To be fair, naming things is a pain. It's the same problem we have naming software/services (i.e. the neverending "Show HN"/launch posts with comments "this name conflicts with the following multiple other things").
Am I the only one who is super-annoyed at having to figure out everytime if this is Ampere the company or Ampere the new nVidia line?
I mean it's probably not the fault of either, and a huge coincidence we're getting a flurry of news articles about both in summer of 2020, but come'on (can we have some kind of edits in the titles of HN posts to make the distinction clear?).
The thing that has me bearish on cpu manufacturers in general... From what I understand parallel architectures vastly simplify the overall schematics of CPUs in general, while retaining the power-saving benefits.
As we approach the critical velocity (supply / demand) for parallel architectures, the prospects of bootstrapping a CPU manufacturing company will become extremely feasible. IMO currently it's mostly the specialized knowledge needed to design CPUs that keeps this mostly out of reach today.
I'm no expert, just have an interest in the space, so any dissenting opinions / facts welcome.
Phones are built for performance per watt. Phones are benchmarked. In the context of a discussion on Apple introducing ARM chips into the Macbook line, performance per watt is far more meaningful. For most users, battery life is the issue once minimum performance criteria have been met.
Will there be Razor laptops that last less than an hour on battery that can beat them? Sure.
Will there be people who complain that the Mac isn't fast enough when plugged in? Already happening: the recent Macbook Pros have had complaints about thermal throttling, that obviously slightly larger Dell with a decent fan doesn't have.
But Apple will build performance laptops, using ARM chips, and they will be faster than the equivalent Intel Macbooks if only because they aren't throttled.
It is a Reduced Instruction Set computer. It's a greatly simplified design.
The x86_64 ISA is absolutely insane. The only way to implement it in hardware efficiently is to "compile" the super complicated instructions into micro-ops which can actually be decoded and executed on the CPU.
Said another way, Intel has to implement a compiler in hardware which compiles the machine code before it gets executed. The extra complexity means more power and less performance.
> The x86_64 ISA is absolutely insane. The only way to implement it in hardware efficiently is to "compile" the super complicated instructions into micro-ops which can actually be decoded and executed on the CPU.
> Said another way, Intel has to implement a compiler in hardware which compiles the machine code before it gets executed. The extra complexity means more power and less performance.
This is a sadly prevalent misconception.
There is no "compiler in hardware". There are two kinds of instructions; the simpler ones (which are the most common) are expanded directly into a fixed sequence of micro-ops, while the more complicated ones act like a subroutine call to the microcode. The closest software analogue would be a macro assembler, not a compiler.

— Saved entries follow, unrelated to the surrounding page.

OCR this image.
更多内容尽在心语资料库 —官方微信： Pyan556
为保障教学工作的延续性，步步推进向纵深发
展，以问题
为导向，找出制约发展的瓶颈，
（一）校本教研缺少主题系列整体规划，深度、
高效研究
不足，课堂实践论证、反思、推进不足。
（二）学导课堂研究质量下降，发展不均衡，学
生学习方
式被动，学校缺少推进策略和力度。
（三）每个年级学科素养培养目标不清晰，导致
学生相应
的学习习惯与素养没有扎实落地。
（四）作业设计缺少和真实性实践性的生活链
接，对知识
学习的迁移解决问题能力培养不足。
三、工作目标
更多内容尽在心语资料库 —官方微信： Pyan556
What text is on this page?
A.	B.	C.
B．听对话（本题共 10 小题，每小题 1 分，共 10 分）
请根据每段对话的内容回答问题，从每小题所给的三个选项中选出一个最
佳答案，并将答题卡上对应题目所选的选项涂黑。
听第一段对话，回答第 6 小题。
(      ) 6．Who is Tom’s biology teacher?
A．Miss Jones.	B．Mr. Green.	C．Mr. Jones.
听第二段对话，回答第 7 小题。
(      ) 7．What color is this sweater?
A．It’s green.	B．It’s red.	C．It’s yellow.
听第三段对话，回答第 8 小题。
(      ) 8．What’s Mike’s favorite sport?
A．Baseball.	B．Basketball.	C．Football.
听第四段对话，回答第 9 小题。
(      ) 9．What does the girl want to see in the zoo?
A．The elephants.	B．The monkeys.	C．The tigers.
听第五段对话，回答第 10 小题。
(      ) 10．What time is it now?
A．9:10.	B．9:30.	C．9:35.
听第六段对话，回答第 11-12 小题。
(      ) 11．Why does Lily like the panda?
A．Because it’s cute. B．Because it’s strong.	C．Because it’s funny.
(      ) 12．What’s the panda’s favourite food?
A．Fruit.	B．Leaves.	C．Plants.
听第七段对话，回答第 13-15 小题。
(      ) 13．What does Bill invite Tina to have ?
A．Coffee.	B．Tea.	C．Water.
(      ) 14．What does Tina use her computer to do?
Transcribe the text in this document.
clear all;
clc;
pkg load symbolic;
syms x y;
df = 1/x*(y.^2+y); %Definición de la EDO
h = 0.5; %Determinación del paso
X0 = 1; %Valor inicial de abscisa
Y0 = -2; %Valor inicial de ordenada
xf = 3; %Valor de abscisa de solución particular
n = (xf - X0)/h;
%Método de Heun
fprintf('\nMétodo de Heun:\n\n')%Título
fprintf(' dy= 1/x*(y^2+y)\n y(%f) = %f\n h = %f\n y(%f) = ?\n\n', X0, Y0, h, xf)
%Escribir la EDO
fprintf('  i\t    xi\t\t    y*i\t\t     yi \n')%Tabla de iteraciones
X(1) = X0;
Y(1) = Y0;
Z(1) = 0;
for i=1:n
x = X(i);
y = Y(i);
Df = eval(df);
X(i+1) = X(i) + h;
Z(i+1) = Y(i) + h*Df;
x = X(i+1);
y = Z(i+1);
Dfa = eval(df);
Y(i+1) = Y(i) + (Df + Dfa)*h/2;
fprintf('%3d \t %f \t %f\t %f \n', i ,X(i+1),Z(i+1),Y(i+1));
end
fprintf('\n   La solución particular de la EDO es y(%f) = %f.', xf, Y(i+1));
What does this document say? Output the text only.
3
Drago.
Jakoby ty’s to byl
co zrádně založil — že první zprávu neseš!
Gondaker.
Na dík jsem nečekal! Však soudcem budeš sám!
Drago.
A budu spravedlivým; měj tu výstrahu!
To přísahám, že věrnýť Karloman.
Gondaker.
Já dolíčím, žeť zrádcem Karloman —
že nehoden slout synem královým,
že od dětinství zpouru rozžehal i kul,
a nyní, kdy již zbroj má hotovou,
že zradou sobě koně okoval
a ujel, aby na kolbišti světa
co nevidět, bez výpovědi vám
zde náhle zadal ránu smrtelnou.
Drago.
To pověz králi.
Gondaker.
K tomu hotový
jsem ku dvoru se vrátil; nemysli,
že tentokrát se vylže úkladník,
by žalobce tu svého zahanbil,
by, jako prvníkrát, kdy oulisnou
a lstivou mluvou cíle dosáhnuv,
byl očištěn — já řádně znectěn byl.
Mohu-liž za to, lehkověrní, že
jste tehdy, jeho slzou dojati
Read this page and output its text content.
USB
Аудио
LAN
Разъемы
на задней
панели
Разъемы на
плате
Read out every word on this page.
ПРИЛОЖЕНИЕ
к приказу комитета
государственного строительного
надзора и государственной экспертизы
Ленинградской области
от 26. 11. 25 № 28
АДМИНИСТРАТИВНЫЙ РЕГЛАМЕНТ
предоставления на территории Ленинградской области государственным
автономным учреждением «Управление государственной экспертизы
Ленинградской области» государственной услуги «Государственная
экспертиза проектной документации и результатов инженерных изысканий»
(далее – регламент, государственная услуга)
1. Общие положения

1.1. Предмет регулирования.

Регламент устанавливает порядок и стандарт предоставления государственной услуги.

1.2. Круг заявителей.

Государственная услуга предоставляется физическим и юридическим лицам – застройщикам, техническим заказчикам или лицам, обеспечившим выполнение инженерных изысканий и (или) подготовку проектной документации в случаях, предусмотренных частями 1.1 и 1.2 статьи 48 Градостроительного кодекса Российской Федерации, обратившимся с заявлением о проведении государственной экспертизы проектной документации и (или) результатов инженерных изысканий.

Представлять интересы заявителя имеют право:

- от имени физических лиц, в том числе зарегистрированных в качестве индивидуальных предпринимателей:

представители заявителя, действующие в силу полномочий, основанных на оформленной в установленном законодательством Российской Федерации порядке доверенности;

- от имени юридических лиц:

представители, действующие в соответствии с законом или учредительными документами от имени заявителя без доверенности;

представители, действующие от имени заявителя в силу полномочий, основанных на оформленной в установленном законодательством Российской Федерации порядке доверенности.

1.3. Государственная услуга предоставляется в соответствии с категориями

AFAIK, the extra complexity for efficiently decoding x86 instructions comes mostly from their variable length without an explicit length indication, and from the variable number of prefixes which can change the interpretation of the following byte, which makes decoding an instruction a serial task. IIRC, both Intel and AMD have a couple of tricks to reduce the impact this has on both power and performance: caching the already decoded micro-ops, and storing the instruction boundaries in the L1 instruction cache.
So, that's the freshman-year CS view of the topic, but back here in reality land the "complicated" x86 instruction format has pretty much destroyed all others and none of the supposed advantages of RISC actually exist. Remember that the whole point of RISC is that the CPUs would supposedly run faster. That hasn't happened. There are no RISC CPUs running faster than state-of-the-art x86 CPUs. POWER8 comes closest, but does not exceed.
The whole RISC philosophy was a huge mistake. Yes, x86 instructions do not map well to transistors, and they have to be unpacked into uops to be executed. This is a form of compression. Having a compressed program image turns out to be a massive advantage. RISC proponents thought that x86 was so complicated they could beat Intel with their simple instruction decoders. That almost, but not really, made sense in 1990 but since then has made increasingly less sense, until today where the amount of sense this makes has hit zero. The x86 instruction decoder is a very small part of the floor plan of a modern CPU and every time they rev the microarchitecture it gets smaller. The number of transistors needed to decode the VEX prefix is like a speck of sand on the beach of a 512x512-bit multiplier.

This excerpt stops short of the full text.